As the claim would have been stayed if security was ordered and that was deemed unfair to class members in the circumstances; the Court held that an order for security for costs against the litigation funder was not appropriate.
With the decisions of Rossato, not only has there been a significant interest in employee class actions but at least for claims under the Fair Work Act and where security would disadvantage these types of group members, the major hurdle for funders on these types of claims (and indeed in class actions generally), security for costs, can be removed.
Where security for costs can reach into multiples of millions, the reduction of capital requirements for funders to run these types of class actions, has an obvious effect.
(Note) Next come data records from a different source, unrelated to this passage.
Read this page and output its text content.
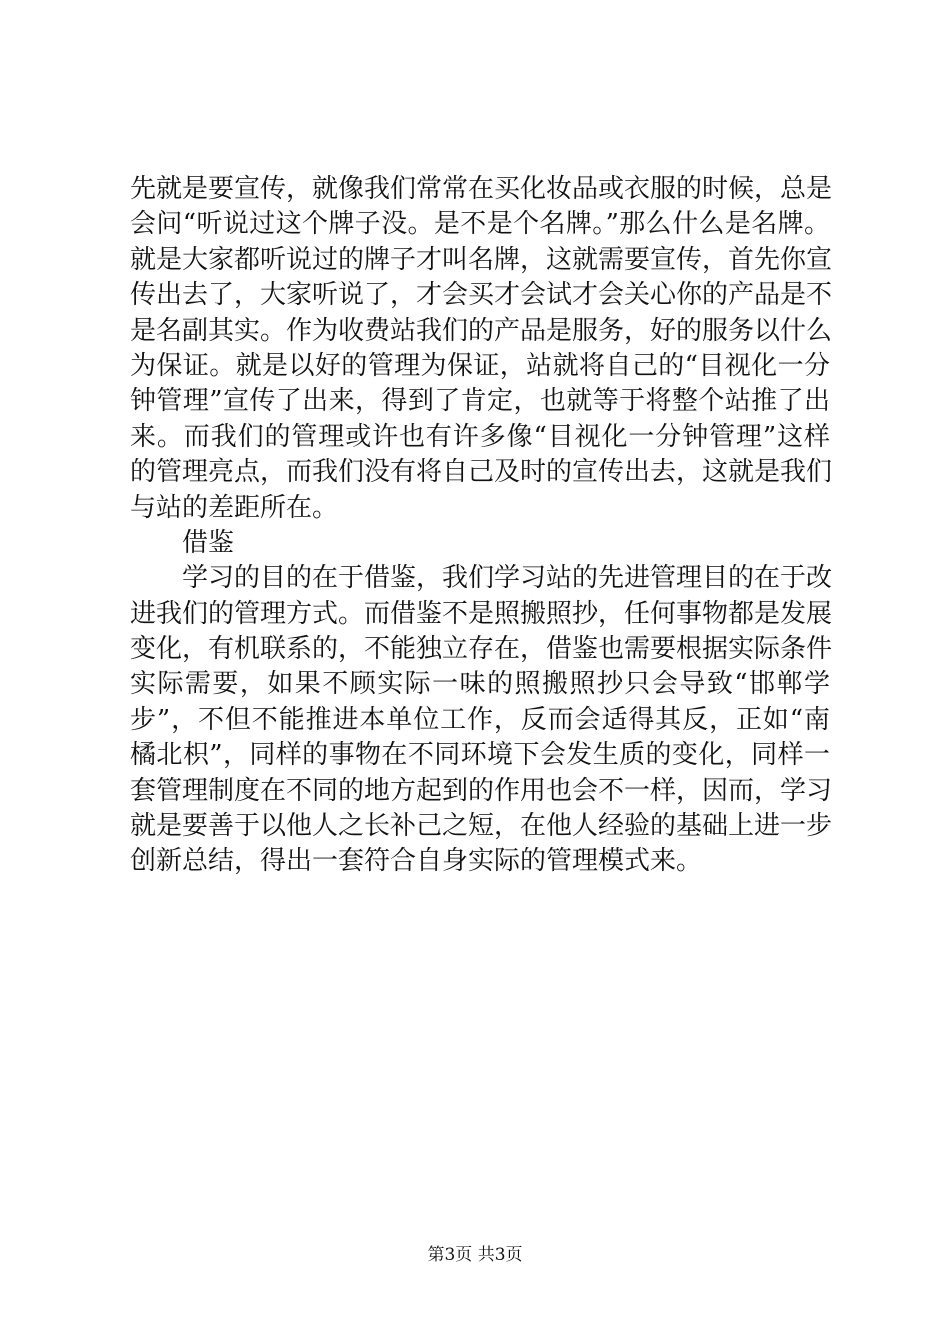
先就是要宣传，就像我们常常在买化妆品或衣服的时候，总是
会问“听说过这个牌子没。是不是个名牌。”那么什么是名牌。
就是大家都听说过的牌子才叫名牌，这就需要宣传，首先你宣
传出去了，大家听说了，才会买才会试才会关心你的产品是不
是名副其实。作为收费站我们的产品是服务，好的服务以什么
为保证。就是以好的管理为保证，站就将自己的“目视化一分
钟管理”宣传了出来，得到了肯定，也就等于将整个站推了出
来。而我们的管理或许也有许多像“目视化一分钟管理”这样
的管理亮点，而我们没有将自己及时的宣传出去，这就是我们
与站的差距所在。
借鉴
学习的目的在于借鉴，我们学习站的先进管理目的在于改
进我们的管理方式。而借鉴不是照搬照抄，任何事物都是发展
变化，有机联系的，不能独立存在，借鉴也需要根据实际条件
实际需要，如果不顾实际一味的照搬照抄只会导致“邯郸学
步”，不但不能推进本单位工作，反而会适得其反，正如“南
橘北枳”，同样的事物在不同环境下会发生质的变化，同样一
套管理制度在不同的地方起到的作用也会不一样，因而，学习
就是要善于以他人之长补己之短，在他人经验的基础上进一步
创新总结，得出一套符合自身实际的管理模式来。
第3页 共3页
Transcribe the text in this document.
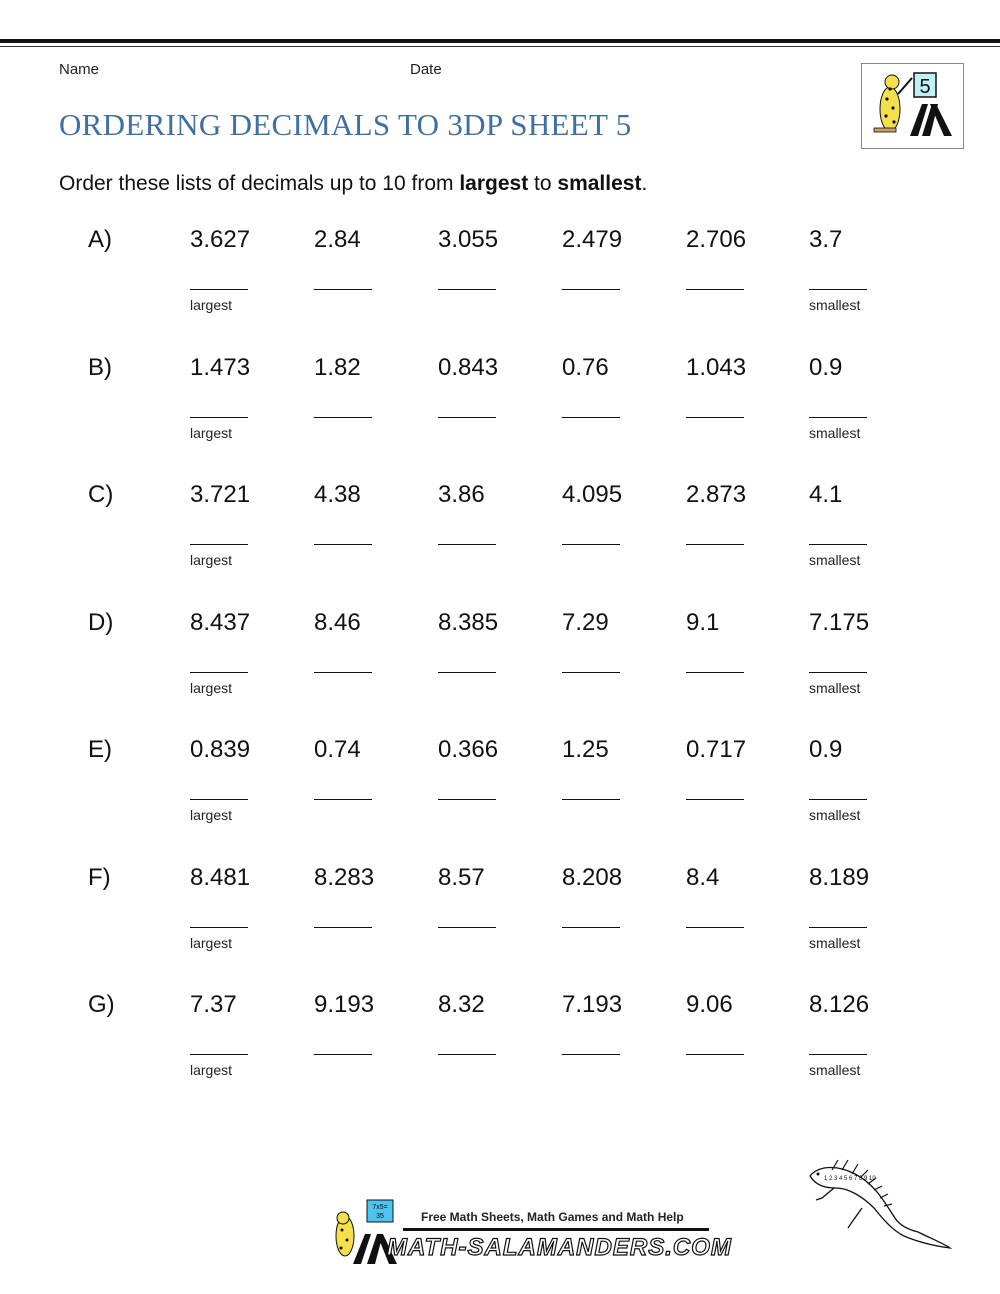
Name	Date
ORDERING DECIMALS TO 3DP SHEET 5
5
Order these lists of decimals up to 10 from largest to smallest.
A)	3.627	2.84	3.055	2.479	2.706	3.7
largest	smallest
B)	1.473	1.82	0.843	0.76	1.043	0.9
largest	smallest
C)	3.721	4.38	3.86	4.095	2.873	4.1
largest	smallest
D)	8.437	8.46	8.385	7.29	9.1	7.175
largest	smallest
E)	0.839	0.74	0.366	1.25	0.717	0.9
largest	smallest
F)	8.481	8.283	8.57	8.208	8.4	8.189
largest	smallest
G)	7.37	9.193	8.32	7.193	9.06	8.126
largest	smallest
1 2 3 4 5 6 7 8 9 10
7x5=
35	Free Math Sheets, Math Games and Math Help
MATH-SALAMANDERS.COM
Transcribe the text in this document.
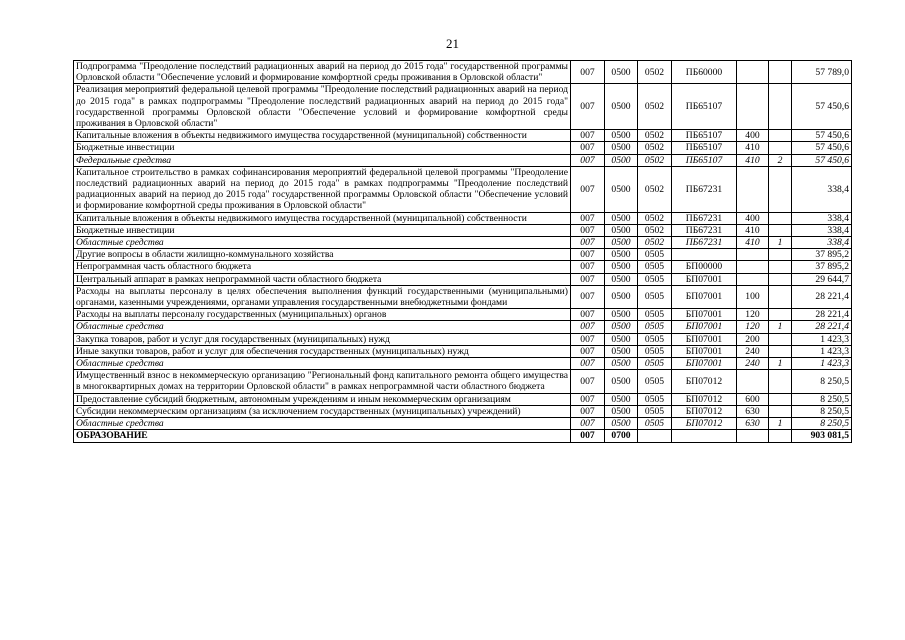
21
Подпрограмма "Преодоление последствий радиационных аварий на период до 2015 года" государственной программы Орловской области "Обеспечение условий и формирование комфортной среды проживания в Орловской области"	007	0500	0502	ПБ60000			57 789,0
Реализация мероприятий федеральной целевой программы "Преодоление последствий радиационных аварий на период до 2015 года" в рамках подпрограммы "Преодоление последствий радиационных аварий на период до 2015 года" государственной программы Орловской области "Обеспечение условий и формирование комфортной среды проживания в Орловской области"	007	0500	0502	ПБ65107			57 450,6
Капитальные вложения в объекты недвижимого имущества государственной (муниципальной) собственности	007	0500	0502	ПБ65107	400		57 450,6
Бюджетные инвестиции	007	0500	0502	ПБ65107	410		57 450,6
Федеральные средства	007	0500	0502	ПБ65107	410	2	57 450,6
Капитальное строительство в рамках софинансирования мероприятий федеральной целевой программы "Преодоление последствий радиационных аварий на период до 2015 года" в рамках подпрограммы "Преодоление последствий радиационных аварий на период до 2015 года" государственной программы Орловской области "Обеспечение условий и формирование комфортной среды проживания в Орловской области"	007	0500	0502	ПБ67231			338,4
Капитальные вложения в объекты недвижимого имущества государственной (муниципальной) собственности	007	0500	0502	ПБ67231	400		338,4
Бюджетные инвестиции	007	0500	0502	ПБ67231	410		338,4
Областные средства	007	0500	0502	ПБ67231	410	1	338,4
Другие вопросы в области жилищно-коммунального хозяйства	007	0500	0505				37 895,2
Непрограммная часть областного бюджета	007	0500	0505	БП00000			37 895,2
Центральный аппарат в рамках непрограммной части областного бюджета	007	0500	0505	БП07001			29 644,7
Расходы на выплаты персоналу в целях обеспечения выполнения функций государственными (муниципальными) органами, казенными учреждениями, органами управления государственными внебюджетными фондами	007	0500	0505	БП07001	100		28 221,4
Расходы на выплаты персоналу государственных (муниципальных) органов	007	0500	0505	БП07001	120		28 221,4
Областные средства	007	0500	0505	БП07001	120	1	28 221,4
Закупка товаров, работ и услуг для государственных (муниципальных) нужд	007	0500	0505	БП07001	200		1 423,3
Иные закупки товаров, работ и услуг для обеспечения государственных (муниципальных) нужд	007	0500	0505	БП07001	240		1 423,3
Областные средства	007	0500	0505	БП07001	240	1	1 423,3
Имущественный взнос в некоммерческую организацию "Региональный фонд капитального ремонта общего имущества в многоквартирных домах на территории Орловской области" в рамках непрограммной части областного бюджета	007	0500	0505	БП07012			8 250,5
Предоставление субсидий бюджетным, автономным учреждениям и иным некоммерческим организациям	007	0500	0505	БП07012	600		8 250,5
Субсидии некоммерческим организациям (за исключением государственных (муниципальных) учреждений)	007	0500	0505	БП07012	630		8 250,5
Областные средства	007	0500	0505	БП07012	630	1	8 250,5
ОБРАЗОВАНИЕ	007	0700					903 081,5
As the Rossato, Bywater and Augusta Ventures judgments indicate, there are a number of factors which will make employee related representative actions attractive to litigation funders and class action law firms, including high value claims with large numbers of potential class members, favourable security for costs conditions and the likelihood the courts will approach settlement reasonableness with a keen eye to whether the amount is in the interests of group members.
We expect employment related class action risk is one insurers operating in the Australian market will need to pay close attention to and it is now an opportune time to review policy wordings and any combined risk offerings to ensure they are indemnifying the risks and what Underwriter's intended.
Given the importance now being placed on employment conditions and the developing trend from regulators of strict compliance with industrial relations legislation, we expect this to a target for Commonwealth government reform, particularly as the economy emerges from Covid, we may see the balance tipping back in favour of employers and, by implication, their insurers.
For now, the favourable conditions existing for funders generally, coupled with these recent decisions in employment class action claims, makes this area a fertile ground for funders and developing risk for insurers operating in this space.